Omtzigt wil een eenzijdige garantiestelling van Wilders dat hij als coalitiepartner zich grondwettig, dus constitutioneel normconform, zal gedragen, want uitlatingen uit het verleden door Wilders gedaan doen op dit punt gerede twijfel ontstaan. Zo licht Omtzigt dat toe. Welke grondwetsschendende uitspraken dat precies zijn laat hij voorshands in het midden. Men kan hier gissen of vermoeden. Wellicht doelt hij op de opstellingen die Wilders vervolgens aan aangiftes en strafprocedures hebben blootgesteld. Aangiftes zijn er menigvuldig tegen Wilders gedaan, meestal zelfs in georganiseerd verband, vaak ook nog door organisaties met overheidssubsidies.
Ik moet zeggen dat Wilders het volste recht heeft deze eis te negeren. Op de eerste plaats waren deze aangiftes gedaan met het oog op vervolgingen bij onbevoegde rechterlijke instanties. Namelijk bij commune rechtbanken volgens het algemene competentiesysteem van de wet op de Rechterlijke Organisatie (Wet RO). Daar hadden die klagers of aangevers, zoals ik op deze Blog herhaaldelijk al uiteen heb gezet, niet moeten zijn. Wil je een parlementslid strafvorderlijk aanpakken, dan moet je je richten tot de Tweede Kamer, die dan inderdaad een vervolging kan gelasten.
Bij de Hoge Raad. Op een door die Kamer geformuleerde inbeschuldigingstelling, waarin een consistente tenlastelegging moet prijken. Op de tweede plaats hadden die aangevers geen duidelijke formulering in strafvorderlijke zin van het begane strafbare feit in hun aangiftes opgesteld. Op de derde plaats, wanneer het ging om het besluit vanwege het Openbaar Ministerie genomen om juist niet te vervolgen omdat de aangifte juridisch stomweg onvoldragen was – een heel gewone afdoening dus, die de toets van de kritiek steeds kon doorstaan – kwam de aangifte neer op een klacht over die niet-vervolging, dus dat sepot.

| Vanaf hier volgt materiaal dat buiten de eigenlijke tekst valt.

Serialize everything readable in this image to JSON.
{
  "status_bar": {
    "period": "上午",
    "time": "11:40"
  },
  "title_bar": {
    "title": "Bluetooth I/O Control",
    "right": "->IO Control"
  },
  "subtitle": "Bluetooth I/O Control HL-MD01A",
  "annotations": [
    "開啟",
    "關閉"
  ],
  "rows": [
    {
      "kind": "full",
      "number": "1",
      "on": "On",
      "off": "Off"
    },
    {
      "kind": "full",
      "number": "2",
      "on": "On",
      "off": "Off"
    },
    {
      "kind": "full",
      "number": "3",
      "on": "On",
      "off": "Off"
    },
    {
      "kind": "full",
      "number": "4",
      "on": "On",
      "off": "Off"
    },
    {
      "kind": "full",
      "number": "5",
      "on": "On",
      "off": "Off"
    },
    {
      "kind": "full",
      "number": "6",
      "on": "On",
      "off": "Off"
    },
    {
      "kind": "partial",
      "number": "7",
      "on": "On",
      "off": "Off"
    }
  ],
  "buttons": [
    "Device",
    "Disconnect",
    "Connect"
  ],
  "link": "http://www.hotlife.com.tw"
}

Die klacht werd dan doorgestuurd naar het Hof in het ressort waar de klager de klacht had gedaan. Dat Hof verklaarde die klacht ongegrond, meestal omdat een essentiale voor de strafbaarheid ontbrak. Wel heeft één keer de rechtbank Den Haag veroordeeld, maar zij was daartoe volgens de Grondwet – zie boven – onbevoegd. Verder heeft Wilders steeds gesteld dat de Grondwet een te ruime opvatting behelst van het non-discriminatiebeginsel. Als dat juist is – daarover is twist mogelijk – zou men kunnen zeggen dat Wilders dus uitnodigt tot Grondwetsherziening. Dat deed Thorbecke zijn hele leven lang. Daarom mag hij ook gelden als een voortreffelijk grondwetgever, want één keer lukte het wel, die herziening. En dankzij die herziening hebben we nu op papier een goed parlementair systeem dat belazerd slecht wordt uitgevoerd. Dat heeft Omtzigt voortreffelijk in zijn Thorbeckelezing van dit jaar aangetoond.